Experimentation suggests that replacing the None timeouts with one second results in one second stalls but the computation continues. This implies that a wake-up is lost, rather than an internal timely "you should execute this operator" message. When the worker re-awakens, it correctly performs whatever is next required of it.

One theory is that the barrier may consume thread wake-ups, and that timely should be more defensive about ensuring that calls in to step_or_park() not assume that the thread token is available if there are messages to read. No such assumption has been found yet, but ... that would explain things nicely...

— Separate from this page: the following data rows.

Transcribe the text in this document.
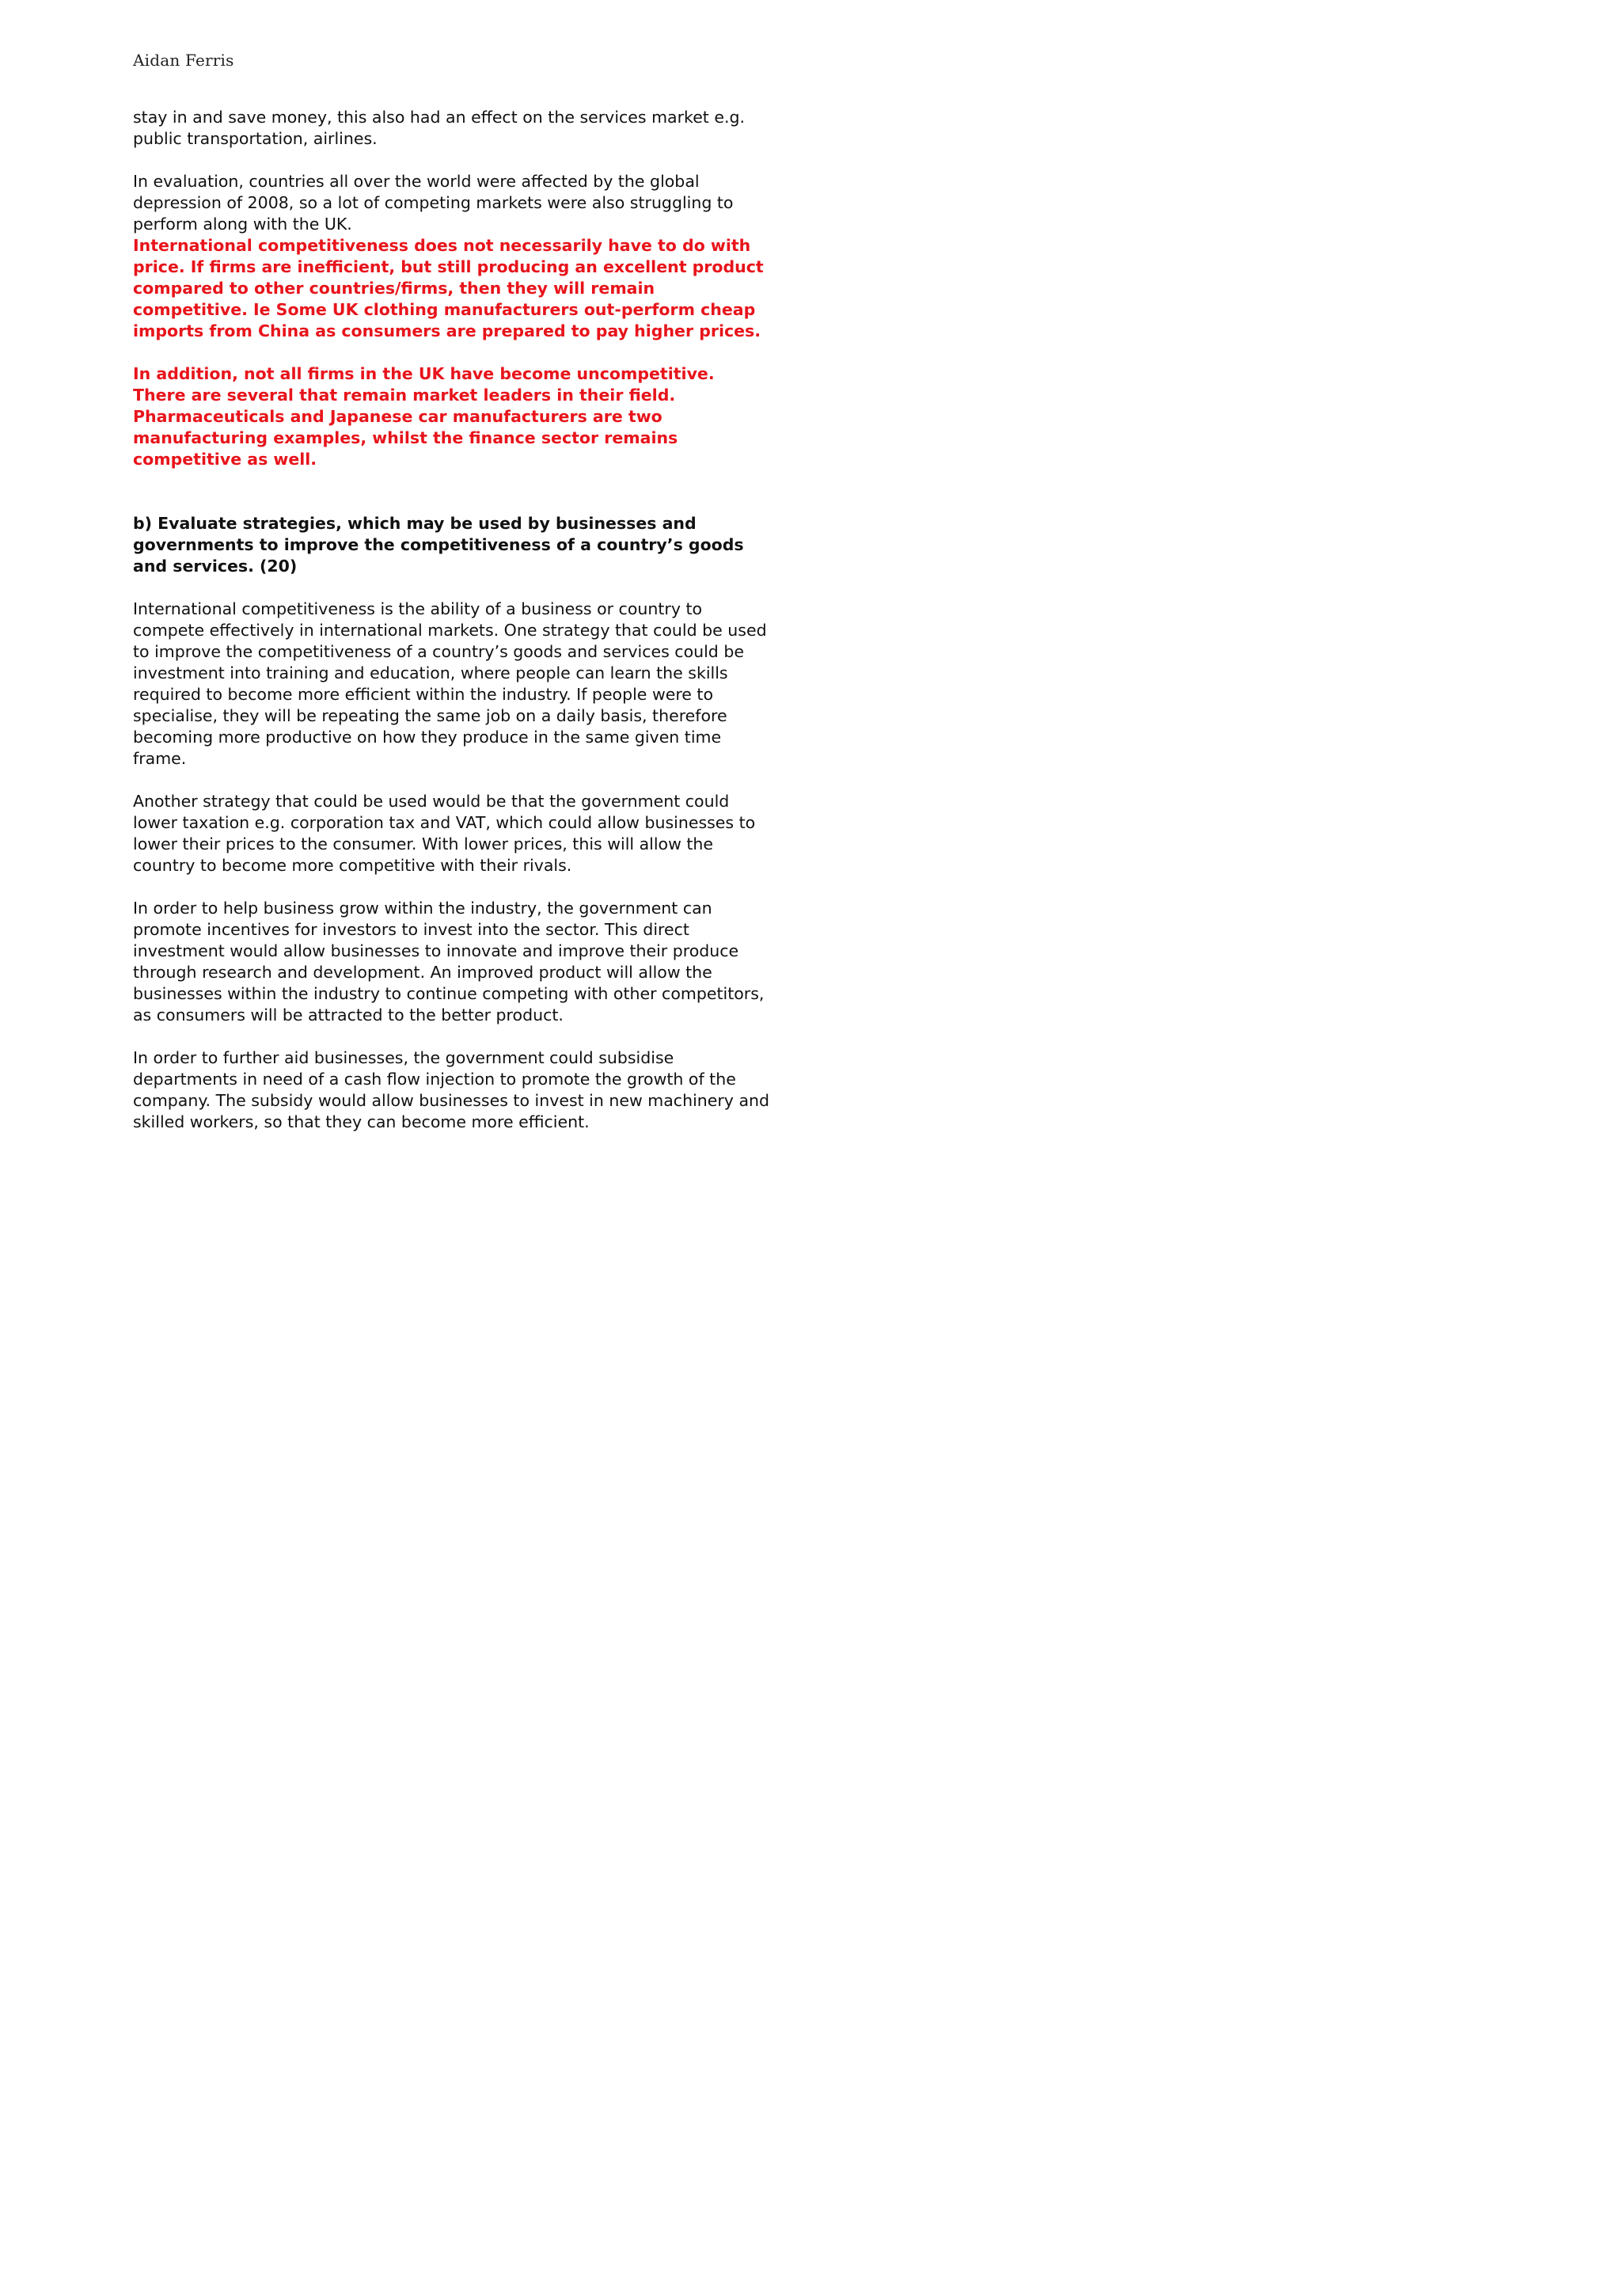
Aidan Ferris

stay in and save money, this also had an effect on the services market e.g.
public transportation, airlines.

In evaluation, countries all over the world were affected by the global
depression of 2008, so a lot of competing markets were also struggling to
perform along with the UK.

International competitiveness does not necessarily have to do with
price. If firms are inefficient, but still producing an excellent product
compared to other countries/firms, then they will remain
competitive. Ie Some UK clothing manufacturers out-perform cheap
imports from China as consumers are prepared to pay higher prices.

In addition, not all firms in the UK have become uncompetitive.
There are several that remain market leaders in their field.
Pharmaceuticals and Japanese car manufacturers are two
manufacturing examples, whilst the finance sector remains
competitive as well.

b) Evaluate strategies, which may be used by businesses and
governments to improve the competitiveness of a country’s goods
and services. (20)

International competitiveness is the ability of a business or country to
compete effectively in international markets. One strategy that could be used
to improve the competitiveness of a country’s goods and services could be
investment into training and education, where people can learn the skills
required to become more efficient within the industry. If people were to
specialise, they will be repeating the same job on a daily basis, therefore
becoming more productive on how they produce in the same given time
frame.

Another strategy that could be used would be that the government could
lower taxation e.g. corporation tax and VAT, which could allow businesses to
lower their prices to the consumer. With lower prices, this will allow the
country to become more competitive with their rivals.

In order to help business grow within the industry, the government can
promote incentives for investors to invest into the sector. This direct
investment would allow businesses to innovate and improve their produce
through research and development. An improved product will allow the
businesses within the industry to continue competing with other competitors,
as consumers will be attracted to the better product.

In order to further aid businesses, the government could subsidise
departments in need of a cash flow injection to promote the growth of the
company. The subsidy would allow businesses to invest in new machinery and
skilled workers, so that they can become more efficient.
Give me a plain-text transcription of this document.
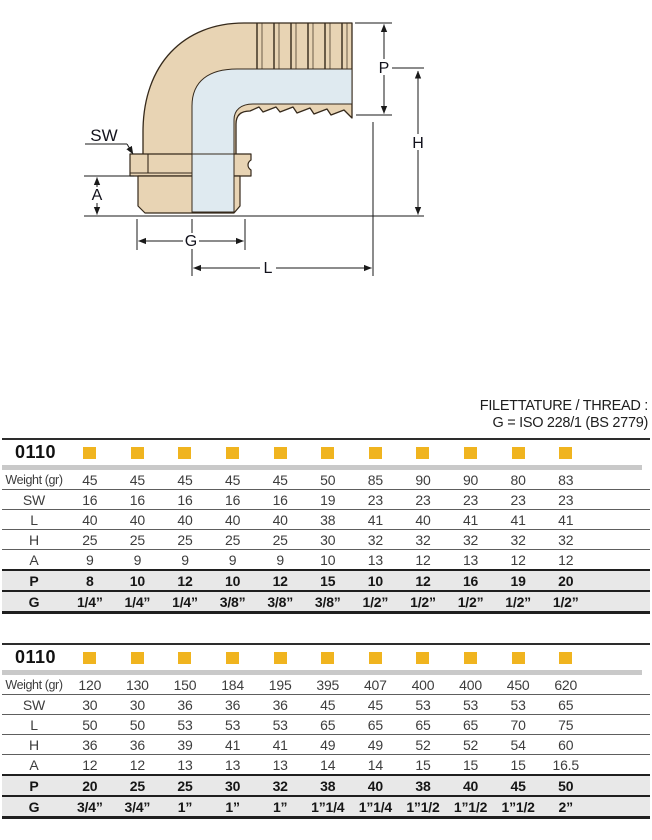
SW
A
G
L
P
H
FILETTATURE / THREAD :
G = ISO 228/1 (BS 2779)
0110
Weight (gr)	45	45	45	45	45	50	85	90	90	80	83
SW	16	16	16	16	16	19	23	23	23	23	23
L	40	40	40	40	40	38	41	40	41	41	41
H	25	25	25	25	25	30	32	32	32	32	32
A	9	9	9	9	9	10	13	12	13	12	12
P	8	10	12	10	12	15	10	12	16	19	20
G	1/4”	1/4”	1/4”	3/8”	3/8”	3/8”	1/2”	1/2”	1/2”	1/2”	1/2”
0110
Weight (gr)	120	130	150	184	195	395	407	400	400	450	620
SW	30	30	36	36	36	45	45	53	53	53	65
L	50	50	53	53	53	65	65	65	65	70	75
H	36	36	39	41	41	49	49	52	52	54	60
A	12	12	13	13	13	14	14	15	15	15	16.5
P	20	25	25	30	32	38	40	38	40	45	50
G	3/4”	3/4”	1”	1”	1”	1”1/4	1”1/4	1”1/2	1”1/2	1”1/2	2”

@ryzhyk suggests that there may be an issue with ArcPusher, with these two calls:

self.events
.send((self.index, Event::Pushed(1)));
// TODO : Perhaps this shouldn't be a fatal error (e.g. in shutdown).
// .expect("Failed to send message count");
self.pusher.push(element)

The first prompts the read of a channel, and once "consumed" the recipient's interest in the channel may evaporate. If the recipient consumes the message before the second call deposits anything worth reading, it may decide "false alarm" and lose interest.

Surely they should be inverted!

Awkwardly, the second call wraps a "buzzer" which is what wakes up the recipient thread when a message is sent. So, if the order is inverted the thread can be awakened, and then fail to find any thing in the events queue and go back to sleep.

It seems that we should first install the message, then alert the events queue that something is to be found, then wake up the thread.

We don't do that yet.

PR #298 just got an update to reflect the above, and it seems to cause the above to no longer hang.

cc @ryzhyk

Experimentation suggests that replacing the None timeouts with one second results in one second stalls but the computation continues. This implies that a wake-up is lost, rather than an internal timely "you should execute this operator" message. When the worker re-awakens, it correctly performs whatever is next required of it.

One theory is that the barrier may consume thread wake-ups, and that timely should be more defensive about ensuring that calls in to step_or_park() not assume that the thread token is available if there are messages to read. No such assumption has been found yet, but ... that would explain things nicely...

Sorry, Frank, I do not completely agree with your analysis (or at least it does not match my observations). I know that experiments confirm your theory, but I want to be sure that this is not just an (un)fortunate coincidence. I also have no problems switching to the timely barrier, but again I am worried that this way we will be concealing the bug, not actually fixing it.

While trying to understand this race, I instrumented timely to print detailed execution traces. After getting through the barrier, and before getting stuck the worker makes it through one or two park/unpark phases; hence this cannot be caused by a lost unpark. What I think the barrier really does in this scenario is it prevents other workers from starting processing for the next epoch and eventually waking up the stuck worker.

In other words, what I describe in TimelyDataflow/differential-dataflow#223 (comment) is what I actually observed in many runs, not just a hypothetical scenario.

PS. Haven't tried the PR yet; will look at it now.

The PR makes sense to me (based on my limited understanding of timely) and it does solve the race both in the repro example and in the original program that uncovered it.

Thanks for the quick fix!

Fixed by #298.